En 2020, Donald Trump n’est plus du tout dans la même situation et il doit renouveler son approche et ses slogans, dont la reprise pure et simple ne pourraient fonctionner, au mieux, qu’avec ses plus fervents supporters. On l’a dit : son projet reste flou ; son adversaire prête moins facilement le flanc à ses critiques et bénéficie d’une image bien différente d’Hillary Clinton ; pour reprendre la formule d’Hillary Clinton elle-même lors de la convention démocrate, la pandémie, l’affaire George Floyd et ses suites ou les multiples incidents ayant émaillé les quatre dernières années, ont montré ce qu’ils avaient à perdre aux électeurs ayant tenté l’expérience du candidat atypique.

Ces nouveaux slogans et cette nouvelle approche, Trump ne les a manifestement pas encore trouvés. C’est aussi la preuve qu’il oscille encore entre plusieurs grands choix tactiques qui s’offrent encore à lui pour tenter de revenir dans la course (on y reviendra dans une prochaine chronique), que ce soit concernant le thème de campagne à privilégier, l’angle d’attaque le plus pertinent contre Joe Biden.

Mais le temps presse désormais pour imprimer ses messages dans l’esprit des électeurs. Depuis la fin des conventions, la campagne est entrée dans sa dernière ligne droite et s’intensifie. Si l’exposition médiatique des candidats augmente encore (ce qui bénéficie au Président sortant, clairement davantage sur le devant de la scène que son concurrent), l’audience s’est élargie à un public qui s’est peu intéressé à la campagne jusqu’à présent. Il s’agit donc maintenant de marteler des messages clairs et ramassés capables d’atteindre les électeurs peu politisés qui sont à chaque élection décisifs pour le résultat final.

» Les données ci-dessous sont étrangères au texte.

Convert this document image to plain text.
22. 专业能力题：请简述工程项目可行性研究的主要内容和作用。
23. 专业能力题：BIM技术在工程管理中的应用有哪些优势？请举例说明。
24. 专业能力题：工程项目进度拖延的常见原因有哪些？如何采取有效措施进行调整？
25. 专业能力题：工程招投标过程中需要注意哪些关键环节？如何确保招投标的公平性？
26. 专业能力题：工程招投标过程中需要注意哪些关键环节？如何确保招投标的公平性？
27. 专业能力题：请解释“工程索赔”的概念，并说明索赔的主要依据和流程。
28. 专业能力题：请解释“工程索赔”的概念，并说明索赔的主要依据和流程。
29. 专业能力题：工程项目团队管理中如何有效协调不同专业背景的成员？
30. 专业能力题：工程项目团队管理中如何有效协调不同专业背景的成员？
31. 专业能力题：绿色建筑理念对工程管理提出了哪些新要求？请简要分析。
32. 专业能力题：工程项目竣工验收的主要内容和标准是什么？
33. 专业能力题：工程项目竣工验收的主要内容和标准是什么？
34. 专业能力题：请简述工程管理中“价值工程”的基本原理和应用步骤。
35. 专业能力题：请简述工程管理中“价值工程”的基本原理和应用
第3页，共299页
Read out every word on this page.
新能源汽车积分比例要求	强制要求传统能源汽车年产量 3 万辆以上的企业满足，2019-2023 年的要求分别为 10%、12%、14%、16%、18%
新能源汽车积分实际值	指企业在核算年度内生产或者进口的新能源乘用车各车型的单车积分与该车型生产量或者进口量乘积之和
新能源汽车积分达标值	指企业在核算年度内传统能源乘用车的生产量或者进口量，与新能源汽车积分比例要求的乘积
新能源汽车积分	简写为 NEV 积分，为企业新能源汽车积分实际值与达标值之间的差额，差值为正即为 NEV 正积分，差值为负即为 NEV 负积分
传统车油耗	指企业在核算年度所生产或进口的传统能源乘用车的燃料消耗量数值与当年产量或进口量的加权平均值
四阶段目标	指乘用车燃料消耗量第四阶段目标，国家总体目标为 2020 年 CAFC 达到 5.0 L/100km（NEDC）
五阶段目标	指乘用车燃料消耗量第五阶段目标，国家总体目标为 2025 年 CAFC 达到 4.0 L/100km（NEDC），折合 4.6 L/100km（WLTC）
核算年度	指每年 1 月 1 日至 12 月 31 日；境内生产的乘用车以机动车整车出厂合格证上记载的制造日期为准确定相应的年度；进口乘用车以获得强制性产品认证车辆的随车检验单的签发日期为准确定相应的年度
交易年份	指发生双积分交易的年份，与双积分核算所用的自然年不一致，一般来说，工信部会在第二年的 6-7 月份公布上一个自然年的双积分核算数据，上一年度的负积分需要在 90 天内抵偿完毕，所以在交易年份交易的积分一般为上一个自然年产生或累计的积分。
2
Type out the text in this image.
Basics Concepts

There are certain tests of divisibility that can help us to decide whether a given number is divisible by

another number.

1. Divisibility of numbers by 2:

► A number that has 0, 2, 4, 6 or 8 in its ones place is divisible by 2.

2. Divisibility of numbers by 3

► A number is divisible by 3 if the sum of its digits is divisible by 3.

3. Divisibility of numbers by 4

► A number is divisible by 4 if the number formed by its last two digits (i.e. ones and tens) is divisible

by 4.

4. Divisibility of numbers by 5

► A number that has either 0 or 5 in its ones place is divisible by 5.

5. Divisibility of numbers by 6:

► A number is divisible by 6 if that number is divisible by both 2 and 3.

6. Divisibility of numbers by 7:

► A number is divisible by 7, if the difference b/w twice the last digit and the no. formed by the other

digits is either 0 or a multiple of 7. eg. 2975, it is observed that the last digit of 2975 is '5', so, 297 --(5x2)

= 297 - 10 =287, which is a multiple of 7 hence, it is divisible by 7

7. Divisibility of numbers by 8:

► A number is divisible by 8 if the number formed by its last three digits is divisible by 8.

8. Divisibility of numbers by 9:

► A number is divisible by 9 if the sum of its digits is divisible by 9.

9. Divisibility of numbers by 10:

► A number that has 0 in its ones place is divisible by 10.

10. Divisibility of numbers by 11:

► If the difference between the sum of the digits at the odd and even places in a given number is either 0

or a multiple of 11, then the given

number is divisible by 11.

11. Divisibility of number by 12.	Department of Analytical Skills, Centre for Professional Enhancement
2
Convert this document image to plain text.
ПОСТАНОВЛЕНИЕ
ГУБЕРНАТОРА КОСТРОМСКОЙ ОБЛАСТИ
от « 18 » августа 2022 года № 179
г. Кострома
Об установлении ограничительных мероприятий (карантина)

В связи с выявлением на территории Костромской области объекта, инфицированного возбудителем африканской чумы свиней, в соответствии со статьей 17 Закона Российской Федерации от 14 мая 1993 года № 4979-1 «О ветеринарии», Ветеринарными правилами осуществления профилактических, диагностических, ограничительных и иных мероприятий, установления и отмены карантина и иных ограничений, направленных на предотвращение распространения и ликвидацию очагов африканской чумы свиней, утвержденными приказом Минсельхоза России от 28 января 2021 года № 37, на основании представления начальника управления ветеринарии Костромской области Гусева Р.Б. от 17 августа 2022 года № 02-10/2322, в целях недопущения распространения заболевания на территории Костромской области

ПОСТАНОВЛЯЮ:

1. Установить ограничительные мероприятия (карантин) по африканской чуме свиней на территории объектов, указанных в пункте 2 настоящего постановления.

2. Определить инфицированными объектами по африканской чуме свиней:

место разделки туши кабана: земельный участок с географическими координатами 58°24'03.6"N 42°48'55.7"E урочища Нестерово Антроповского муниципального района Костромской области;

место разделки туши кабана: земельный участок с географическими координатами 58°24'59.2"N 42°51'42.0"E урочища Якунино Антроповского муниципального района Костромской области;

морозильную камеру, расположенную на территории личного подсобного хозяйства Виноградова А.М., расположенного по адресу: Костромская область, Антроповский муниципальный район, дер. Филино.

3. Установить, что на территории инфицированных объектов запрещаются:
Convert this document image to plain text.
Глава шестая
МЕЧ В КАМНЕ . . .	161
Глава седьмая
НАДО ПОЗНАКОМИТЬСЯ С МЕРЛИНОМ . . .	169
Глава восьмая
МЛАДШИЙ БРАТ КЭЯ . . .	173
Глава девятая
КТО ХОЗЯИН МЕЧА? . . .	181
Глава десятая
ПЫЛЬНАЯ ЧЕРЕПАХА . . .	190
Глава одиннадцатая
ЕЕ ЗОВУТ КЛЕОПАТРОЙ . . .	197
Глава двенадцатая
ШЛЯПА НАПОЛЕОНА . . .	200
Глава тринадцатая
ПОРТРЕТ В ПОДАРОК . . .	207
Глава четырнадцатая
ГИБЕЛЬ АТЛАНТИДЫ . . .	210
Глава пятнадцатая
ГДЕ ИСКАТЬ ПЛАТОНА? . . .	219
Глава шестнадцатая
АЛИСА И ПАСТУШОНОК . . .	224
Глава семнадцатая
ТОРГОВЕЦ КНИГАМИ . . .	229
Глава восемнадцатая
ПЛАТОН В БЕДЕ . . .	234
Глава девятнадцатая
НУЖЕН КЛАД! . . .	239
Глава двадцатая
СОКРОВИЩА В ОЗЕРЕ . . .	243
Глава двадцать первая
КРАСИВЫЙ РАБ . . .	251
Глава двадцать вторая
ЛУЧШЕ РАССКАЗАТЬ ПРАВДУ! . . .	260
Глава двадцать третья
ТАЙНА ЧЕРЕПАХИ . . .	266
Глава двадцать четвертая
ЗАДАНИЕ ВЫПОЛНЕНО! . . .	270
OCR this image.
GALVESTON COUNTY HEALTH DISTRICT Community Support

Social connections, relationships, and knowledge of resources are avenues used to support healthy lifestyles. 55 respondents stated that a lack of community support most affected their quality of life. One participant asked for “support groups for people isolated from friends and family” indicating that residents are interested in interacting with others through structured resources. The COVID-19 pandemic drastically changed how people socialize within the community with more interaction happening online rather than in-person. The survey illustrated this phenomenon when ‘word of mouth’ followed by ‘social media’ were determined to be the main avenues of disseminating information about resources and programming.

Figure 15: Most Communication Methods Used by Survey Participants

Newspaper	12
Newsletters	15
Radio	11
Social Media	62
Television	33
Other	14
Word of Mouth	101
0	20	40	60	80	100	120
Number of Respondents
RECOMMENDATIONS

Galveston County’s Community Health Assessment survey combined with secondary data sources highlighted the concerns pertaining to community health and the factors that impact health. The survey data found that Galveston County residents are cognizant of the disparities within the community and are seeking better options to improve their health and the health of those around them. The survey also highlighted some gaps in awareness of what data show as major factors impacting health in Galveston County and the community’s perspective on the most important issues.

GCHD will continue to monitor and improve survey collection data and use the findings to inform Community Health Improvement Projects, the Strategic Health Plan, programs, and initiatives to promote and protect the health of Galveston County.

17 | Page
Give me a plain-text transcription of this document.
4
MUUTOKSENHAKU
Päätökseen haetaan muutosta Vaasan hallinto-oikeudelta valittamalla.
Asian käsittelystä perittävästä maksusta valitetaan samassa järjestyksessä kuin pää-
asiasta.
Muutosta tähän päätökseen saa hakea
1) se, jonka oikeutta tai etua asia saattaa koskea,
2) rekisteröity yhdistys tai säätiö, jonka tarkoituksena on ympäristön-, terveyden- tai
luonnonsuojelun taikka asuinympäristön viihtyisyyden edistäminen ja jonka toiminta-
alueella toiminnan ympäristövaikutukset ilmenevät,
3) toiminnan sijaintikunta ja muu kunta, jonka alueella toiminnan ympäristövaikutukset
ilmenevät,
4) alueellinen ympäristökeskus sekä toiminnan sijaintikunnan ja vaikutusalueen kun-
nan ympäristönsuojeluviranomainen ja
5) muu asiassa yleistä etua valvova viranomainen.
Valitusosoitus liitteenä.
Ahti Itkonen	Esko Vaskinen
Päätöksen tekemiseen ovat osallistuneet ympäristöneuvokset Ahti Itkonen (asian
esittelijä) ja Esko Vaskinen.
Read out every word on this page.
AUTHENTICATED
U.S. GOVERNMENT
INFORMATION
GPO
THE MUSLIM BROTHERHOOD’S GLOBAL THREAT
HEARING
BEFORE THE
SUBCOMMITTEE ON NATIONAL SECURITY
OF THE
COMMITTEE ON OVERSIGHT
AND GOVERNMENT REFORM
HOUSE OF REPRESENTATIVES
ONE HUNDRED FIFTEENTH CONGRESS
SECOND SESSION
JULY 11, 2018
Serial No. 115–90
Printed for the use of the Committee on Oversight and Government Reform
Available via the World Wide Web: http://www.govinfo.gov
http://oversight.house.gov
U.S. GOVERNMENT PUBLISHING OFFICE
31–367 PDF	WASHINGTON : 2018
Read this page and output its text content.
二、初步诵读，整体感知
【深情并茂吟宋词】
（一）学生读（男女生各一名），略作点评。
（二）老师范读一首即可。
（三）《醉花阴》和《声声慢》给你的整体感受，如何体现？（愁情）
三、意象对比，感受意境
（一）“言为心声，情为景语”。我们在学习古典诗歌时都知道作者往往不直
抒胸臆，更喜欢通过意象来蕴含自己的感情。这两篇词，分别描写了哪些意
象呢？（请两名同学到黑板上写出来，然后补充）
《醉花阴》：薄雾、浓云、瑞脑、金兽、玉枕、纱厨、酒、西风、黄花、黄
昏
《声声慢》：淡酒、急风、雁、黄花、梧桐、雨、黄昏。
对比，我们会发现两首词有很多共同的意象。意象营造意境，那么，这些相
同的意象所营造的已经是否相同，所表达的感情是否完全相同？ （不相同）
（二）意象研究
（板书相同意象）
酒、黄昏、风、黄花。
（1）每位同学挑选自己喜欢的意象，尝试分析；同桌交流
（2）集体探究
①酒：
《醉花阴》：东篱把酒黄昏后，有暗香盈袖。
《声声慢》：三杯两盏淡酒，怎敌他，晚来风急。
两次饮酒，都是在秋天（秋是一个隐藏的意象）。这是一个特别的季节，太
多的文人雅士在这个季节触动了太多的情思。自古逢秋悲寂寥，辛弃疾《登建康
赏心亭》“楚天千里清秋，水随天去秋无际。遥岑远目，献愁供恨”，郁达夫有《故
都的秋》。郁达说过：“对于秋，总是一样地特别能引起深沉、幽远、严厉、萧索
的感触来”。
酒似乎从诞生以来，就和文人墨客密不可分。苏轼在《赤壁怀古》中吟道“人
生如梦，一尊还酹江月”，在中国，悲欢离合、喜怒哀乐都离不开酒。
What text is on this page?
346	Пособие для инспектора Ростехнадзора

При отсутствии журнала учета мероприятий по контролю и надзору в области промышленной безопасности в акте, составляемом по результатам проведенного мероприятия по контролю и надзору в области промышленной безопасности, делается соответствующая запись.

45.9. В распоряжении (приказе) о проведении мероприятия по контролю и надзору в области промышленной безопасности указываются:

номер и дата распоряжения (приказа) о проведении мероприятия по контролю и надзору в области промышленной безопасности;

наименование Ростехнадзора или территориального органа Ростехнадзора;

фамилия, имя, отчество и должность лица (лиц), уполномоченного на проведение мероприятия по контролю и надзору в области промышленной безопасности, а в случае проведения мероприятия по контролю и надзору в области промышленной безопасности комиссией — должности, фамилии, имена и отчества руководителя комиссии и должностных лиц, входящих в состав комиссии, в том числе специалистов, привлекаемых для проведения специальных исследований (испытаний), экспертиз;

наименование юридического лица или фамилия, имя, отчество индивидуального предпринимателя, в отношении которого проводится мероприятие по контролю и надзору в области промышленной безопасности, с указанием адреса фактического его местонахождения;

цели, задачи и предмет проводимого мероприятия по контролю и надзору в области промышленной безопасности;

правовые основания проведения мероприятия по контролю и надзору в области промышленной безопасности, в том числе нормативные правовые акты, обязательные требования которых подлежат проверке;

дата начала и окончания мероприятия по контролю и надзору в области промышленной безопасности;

Si l’élection a lieu dans 50 jours, le premier débat présidentiel est, lui, programmé dès le 29 septembre. En deux semaines, s’il veut gagner ce débat, sur lequel il compte beaucoup, sans tout miser sur un effondrement de son adversaire, Trump doit impérativement trouver les « punchlines » et les slogans efficaces qui lui font manifestement défaut jusqu’à présent.

Il en est capable, si tant est qu’il arrive à se remettre un peu en question, à s’extraire de la bulle des courtisans qui l’entourent et à admettre que 2020 n’est peut-être pas un simple remake de 2016.